The Forgotten Girls: a Memoir of Friendship and Lost Promise in Rural America. By Monica Potts. Penguin £10.99.
The author was born and brought up in the small town of Clinton in Arkansas. Her book has two main themes: life, especially for women, in an isolated area, and the story of her friend Darci.
Like much of the rural US, Clinton has social and economic problems, made worse by the 2007–8 crash. Services such as schools and post offices are closing, industries are leaving, and poor white people – women, especially – are dying younger than a generation ago. Clinton is part of the Bible Belt, and evangelical churches are very powerful. There are high rates of sexual abuse and childhood trauma, and women in particular are discriminated against. ‘The church set girls up to be of service to everyone and in charge of nothing’ and ‘Women were held morally responsible for everything that happened in their families and communities. They were supposed to sacrifice everything for their children, even their own happiness and mental health.’ They find it hard to imagine a single life and are expected to do what their husbands tell them. There is a high rate of teenage births, and what sex education there is emphasises abstinence. The area is very conservative, is strongly anti-abortion and supports Trump.
Potts was, partly by chance, able to move away, attend college and become a journalist, though she later moved back to Clinton with her partner. Darci, however, was not so lucky. She lost her virginity at fourteen (to an eighteen-year-old); another local girl got married at fifteen, to a man nine years older. By the age of sixteen, Darci had a live-in boyfriend. She had some talent as a musician and played at music festivals, but drug-taking meant she missed so much attendance that she was unable to graduate from high school. She was emotionally and physically abused by partners, and had two children in her twenties. She stole smallish sums from an employer, but this eventually totalled $13,000, and she was sentenced to probation. Various jail spells followed drug charges and violating probation.

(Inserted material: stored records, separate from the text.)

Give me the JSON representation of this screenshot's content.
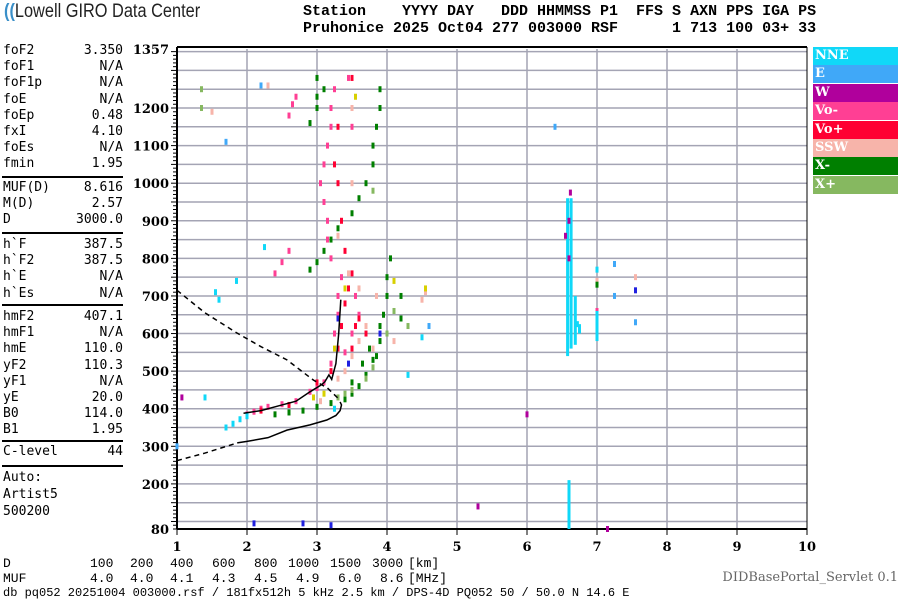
{
  "header": {
    "logo_text": "Lowell GIRO Data Center",
    "line1": "Station    YYYY DAY   DDD HHMMSS P1  FFS S AXN PPS IGA PS",
    "line2": "Pruhonice 2025 Oct04 277 003000 RSF      1 713 100 03+ 33"
  },
  "params": {
    "group1": [
      {
        "label": "foF2",
        "value": "3.350"
      },
      {
        "label": "foF1",
        "value": "N/A"
      },
      {
        "label": "foF1p",
        "value": "N/A"
      },
      {
        "label": "foE",
        "value": "N/A"
      },
      {
        "label": "foEp",
        "value": "0.48"
      },
      {
        "label": "fxI",
        "value": "4.10"
      },
      {
        "label": "foEs",
        "value": "N/A"
      },
      {
        "label": "fmin",
        "value": "1.95"
      }
    ],
    "group2": [
      {
        "label": "MUF(D)",
        "value": "8.616"
      },
      {
        "label": "M(D)",
        "value": "2.57"
      },
      {
        "label": "D",
        "value": "3000.0"
      }
    ],
    "group3": [
      {
        "label": "h`F",
        "value": "387.5"
      },
      {
        "label": "h`F2",
        "value": "387.5"
      },
      {
        "label": "h`E",
        "value": "N/A"
      },
      {
        "label": "h`Es",
        "value": "N/A"
      }
    ],
    "group4": [
      {
        "label": "hmF2",
        "value": "407.1"
      },
      {
        "label": "hmF1",
        "value": "N/A"
      },
      {
        "label": "hmE",
        "value": "110.0"
      },
      {
        "label": "yF2",
        "value": "110.3"
      },
      {
        "label": "yF1",
        "value": "N/A"
      },
      {
        "label": "yE",
        "value": "20.0"
      },
      {
        "label": "B0",
        "value": "114.0"
      },
      {
        "label": "B1",
        "value": "1.95"
      }
    ],
    "group5": [
      {
        "label": "C-level",
        "value": "44"
      }
    ],
    "autoscale": [
      "Auto:",
      "Artist5",
      "500200"
    ]
  },
  "legend": [
    {
      "label": "NNE",
      "color": "#10d8f8"
    },
    {
      "label": "E",
      "color": "#40a8f8"
    },
    {
      "label": "W",
      "color": "#b0009c"
    },
    {
      "label": "Vo-",
      "color": "#ff3f94"
    },
    {
      "label": "Vo+",
      "color": "#ff0033"
    },
    {
      "label": "SSW",
      "color": "#f7b4aa"
    },
    {
      "label": "X-",
      "color": "#007f00"
    },
    {
      "label": "X+",
      "color": "#86b860"
    }
  ],
  "muf_table": {
    "d_label": "D",
    "d_values": [
      "100",
      "200",
      "400",
      "600",
      "800",
      "1000",
      "1500",
      "3000"
    ],
    "d_unit": "[km]",
    "muf_label": "MUF",
    "muf_values": [
      "4.0",
      "4.0",
      "4.1",
      "4.3",
      "4.5",
      "4.9",
      "6.0",
      "8.6"
    ],
    "muf_unit": "[MHz]"
  },
  "footer": {
    "servlet": "DIDBasePortal_Servlet 0.1",
    "file_info": "db pq052 20251004 003000.rsf / 181fx512h 5 kHz 2.5 km / DPS-4D PQ052 50 / 50.0 N 14.6 E"
  },
  "chart_data": {
    "type": "scatter",
    "xlabel": "",
    "ylabel": "",
    "xlim": [
      1,
      10
    ],
    "ylim": [
      80,
      1357
    ],
    "x_ticks": [
      "1",
      "2",
      "3",
      "4",
      "5",
      "6",
      "7",
      "8",
      "9",
      "10"
    ],
    "y_ticks": [
      "1357",
      "1200",
      "1100",
      "1000",
      "900",
      "800",
      "700",
      "600",
      "500",
      "400",
      "300",
      "200",
      "80"
    ],
    "grid": true,
    "legend_placement": "right",
    "series": [
      {
        "name": "Vo-",
        "color": "#ff3f94",
        "points": [
          [
            2.0,
            385
          ],
          [
            2.1,
            392
          ],
          [
            2.2,
            400
          ],
          [
            2.3,
            405
          ],
          [
            2.5,
            412
          ],
          [
            2.7,
            420
          ],
          [
            2.9,
            445
          ],
          [
            3.0,
            455
          ],
          [
            3.1,
            470
          ],
          [
            3.2,
            520
          ],
          [
            3.25,
            600
          ],
          [
            3.3,
            650
          ],
          [
            3.3,
            700
          ],
          [
            3.35,
            750
          ],
          [
            3.2,
            800
          ],
          [
            3.15,
            850
          ],
          [
            3.15,
            900
          ],
          [
            3.1,
            950
          ],
          [
            3.05,
            1000
          ],
          [
            3.1,
            1050
          ],
          [
            3.15,
            1100
          ],
          [
            3.2,
            1150
          ],
          [
            3.2,
            1200
          ],
          [
            3.25,
            1250
          ],
          [
            2.6,
            1180
          ],
          [
            2.65,
            1210
          ],
          [
            2.7,
            1230
          ],
          [
            2.4,
            760
          ],
          [
            2.5,
            790
          ],
          [
            2.6,
            820
          ],
          [
            3.5,
            600
          ],
          [
            3.6,
            650
          ],
          [
            3.4,
            550
          ],
          [
            3.55,
            700
          ],
          [
            3.45,
            1280
          ],
          [
            3.5,
            1150
          ],
          [
            7.0,
            660
          ],
          [
            7.0,
            600
          ]
        ]
      },
      {
        "name": "Vo+",
        "color": "#ff0033",
        "points": [
          [
            2.2,
            395
          ],
          [
            2.6,
            410
          ],
          [
            3.0,
            470
          ],
          [
            3.2,
            500
          ],
          [
            3.3,
            560
          ],
          [
            3.35,
            620
          ],
          [
            3.4,
            680
          ],
          [
            3.45,
            720
          ],
          [
            3.5,
            760
          ],
          [
            3.3,
            1000
          ],
          [
            3.35,
            900
          ],
          [
            3.3,
            1150
          ],
          [
            3.5,
            1280
          ],
          [
            3.6,
            640
          ],
          [
            3.7,
            600
          ],
          [
            3.4,
            820
          ],
          [
            3.25,
            1050
          ],
          [
            3.5,
            560
          ],
          [
            3.55,
            620
          ]
        ]
      },
      {
        "name": "SSW",
        "color": "#f7b4aa",
        "points": [
          [
            3.3,
            480
          ],
          [
            3.4,
            500
          ],
          [
            3.5,
            540
          ],
          [
            3.6,
            580
          ],
          [
            3.7,
            620
          ],
          [
            3.85,
            700
          ],
          [
            3.5,
            1000
          ],
          [
            3.5,
            1200
          ],
          [
            3.3,
            860
          ],
          [
            3.6,
            720
          ],
          [
            3.8,
            560
          ],
          [
            4.1,
            580
          ],
          [
            7.0,
            740
          ],
          [
            7.55,
            750
          ],
          [
            2.3,
            1260
          ],
          [
            1.5,
            1190
          ],
          [
            3.05,
            420
          ],
          [
            4.55,
            710
          ],
          [
            4.5,
            690
          ],
          [
            3.45,
            760
          ]
        ]
      },
      {
        "name": "X-",
        "color": "#007f00",
        "points": [
          [
            2.4,
            385
          ],
          [
            2.6,
            390
          ],
          [
            2.8,
            395
          ],
          [
            3.0,
            405
          ],
          [
            3.2,
            415
          ],
          [
            3.4,
            425
          ],
          [
            3.5,
            440
          ],
          [
            3.6,
            460
          ],
          [
            3.7,
            490
          ],
          [
            3.8,
            530
          ],
          [
            3.9,
            580
          ],
          [
            3.95,
            650
          ],
          [
            4.0,
            700
          ],
          [
            4.0,
            750
          ],
          [
            4.05,
            800
          ],
          [
            3.9,
            620
          ],
          [
            3.85,
            540
          ],
          [
            2.9,
            770
          ],
          [
            3.0,
            790
          ],
          [
            3.1,
            820
          ],
          [
            3.2,
            850
          ],
          [
            3.3,
            880
          ],
          [
            3.5,
            920
          ],
          [
            3.6,
            960
          ],
          [
            3.7,
            1000
          ],
          [
            3.8,
            1050
          ],
          [
            3.8,
            1100
          ],
          [
            3.85,
            1150
          ],
          [
            3.9,
            1200
          ],
          [
            3.9,
            1250
          ],
          [
            3.0,
            1230
          ],
          [
            3.0,
            1200
          ],
          [
            3.1,
            1250
          ],
          [
            3.0,
            1280
          ],
          [
            2.9,
            1160
          ],
          [
            3.5,
            470
          ],
          [
            4.2,
            700
          ],
          [
            4.2,
            640
          ],
          [
            7.0,
            730
          ],
          [
            3.65,
            520
          ],
          [
            3.75,
            560
          ]
        ]
      },
      {
        "name": "X+",
        "color": "#86b860",
        "points": [
          [
            3.3,
            430
          ],
          [
            3.5,
            450
          ],
          [
            3.7,
            480
          ],
          [
            3.8,
            510
          ],
          [
            4.0,
            600
          ],
          [
            4.3,
            620
          ],
          [
            3.8,
            980
          ],
          [
            1.35,
            1200
          ],
          [
            1.35,
            1250
          ],
          [
            4.1,
            660
          ],
          [
            3.4,
            440
          ]
        ]
      },
      {
        "name": "NNE",
        "color": "#10d8f8",
        "points": [
          [
            1.7,
            350
          ],
          [
            1.8,
            360
          ],
          [
            1.9,
            372
          ],
          [
            2.0,
            380
          ],
          [
            1.4,
            430
          ],
          [
            1.6,
            690
          ],
          [
            1.55,
            710
          ],
          [
            1.85,
            740
          ],
          [
            7.0,
            770
          ],
          [
            3.25,
            400
          ],
          [
            4.5,
            590
          ],
          [
            4.3,
            490
          ],
          [
            6.72,
            625
          ],
          [
            2.25,
            830
          ]
        ],
        "segments": [
          [
            6.58,
            540,
            960
          ],
          [
            6.63,
            560,
            960
          ],
          [
            6.69,
            570,
            700
          ],
          [
            6.75,
            600,
            625
          ],
          [
            6.6,
            80,
            210
          ],
          [
            7.0,
            580,
            660
          ]
        ]
      },
      {
        "name": "E",
        "color": "#40a8f8",
        "points": [
          [
            7.25,
            785
          ],
          [
            7.55,
            630
          ],
          [
            4.6,
            620
          ],
          [
            1.7,
            1110
          ],
          [
            2.2,
            1260
          ],
          [
            1.0,
            300
          ],
          [
            6.4,
            1150
          ],
          [
            7.25,
            700
          ]
        ]
      },
      {
        "name": "W",
        "color": "#b0009c",
        "points": [
          [
            6.62,
            975
          ],
          [
            6.55,
            860
          ],
          [
            6.6,
            900
          ],
          [
            6.6,
            800
          ],
          [
            1.07,
            430
          ],
          [
            6.0,
            385
          ],
          [
            5.3,
            140
          ],
          [
            7.15,
            80
          ]
        ]
      },
      {
        "color": "#d8d000",
        "points": [
          [
            3.1,
            440
          ],
          [
            3.25,
            560
          ],
          [
            3.4,
            720
          ],
          [
            4.1,
            740
          ],
          [
            4.55,
            720
          ],
          [
            3.55,
            1230
          ],
          [
            2.95,
            430
          ]
        ]
      },
      {
        "color": "#2020e0",
        "points": [
          [
            3.3,
            640
          ],
          [
            3.45,
            520
          ],
          [
            3.9,
            600
          ],
          [
            7.55,
            715
          ],
          [
            2.1,
            95
          ],
          [
            2.8,
            95
          ],
          [
            3.2,
            90
          ]
        ]
      }
    ],
    "lines": [
      {
        "style": "solid",
        "points": [
          [
            1.95,
            388
          ],
          [
            2.2,
            395
          ],
          [
            2.5,
            410
          ],
          [
            2.7,
            420
          ],
          [
            2.9,
            445
          ],
          [
            3.05,
            462
          ],
          [
            3.11,
            471
          ],
          [
            3.17,
            490
          ],
          [
            3.21,
            478
          ],
          [
            3.27,
            520
          ],
          [
            3.31,
            600
          ],
          [
            3.34,
            690
          ]
        ]
      },
      {
        "style": "solid",
        "points": [
          [
            1.86,
            309
          ],
          [
            2.0,
            313
          ],
          [
            2.3,
            323
          ],
          [
            2.57,
            343
          ],
          [
            2.9,
            357
          ],
          [
            3.14,
            370
          ],
          [
            3.27,
            382
          ],
          [
            3.33,
            395
          ],
          [
            3.35,
            410
          ],
          [
            3.33,
            418
          ]
        ]
      },
      {
        "style": "dashed",
        "points": [
          [
            1.0,
            262
          ],
          [
            1.4,
            282
          ],
          [
            1.86,
            309
          ]
        ]
      },
      {
        "style": "dashed",
        "points": [
          [
            1.0,
            715
          ],
          [
            1.4,
            655
          ],
          [
            1.86,
            601
          ],
          [
            2.2,
            565
          ],
          [
            2.57,
            530
          ],
          [
            2.95,
            476
          ],
          [
            3.15,
            455
          ],
          [
            3.3,
            428
          ]
        ]
      }
    ]
  }
}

One of Potts’ cousins says to her: ‘Can you imagine waking up in your life, at thirty-five, and realising you have nothing?’ This aptly characterises the lives of Darci and people (not just women) like her: they are depressed, break the law in various ways, go to jail, are released, but then the cycle starts again. Poor white people are badly off, but feel that at least they are not black and at the bottom of the ‘rigid racial hierarchy’.
This is a vivid account of working-class life in some of the poorest parts of the US, and a reminder of how capitalism treats so many people in the ‘land of the free’.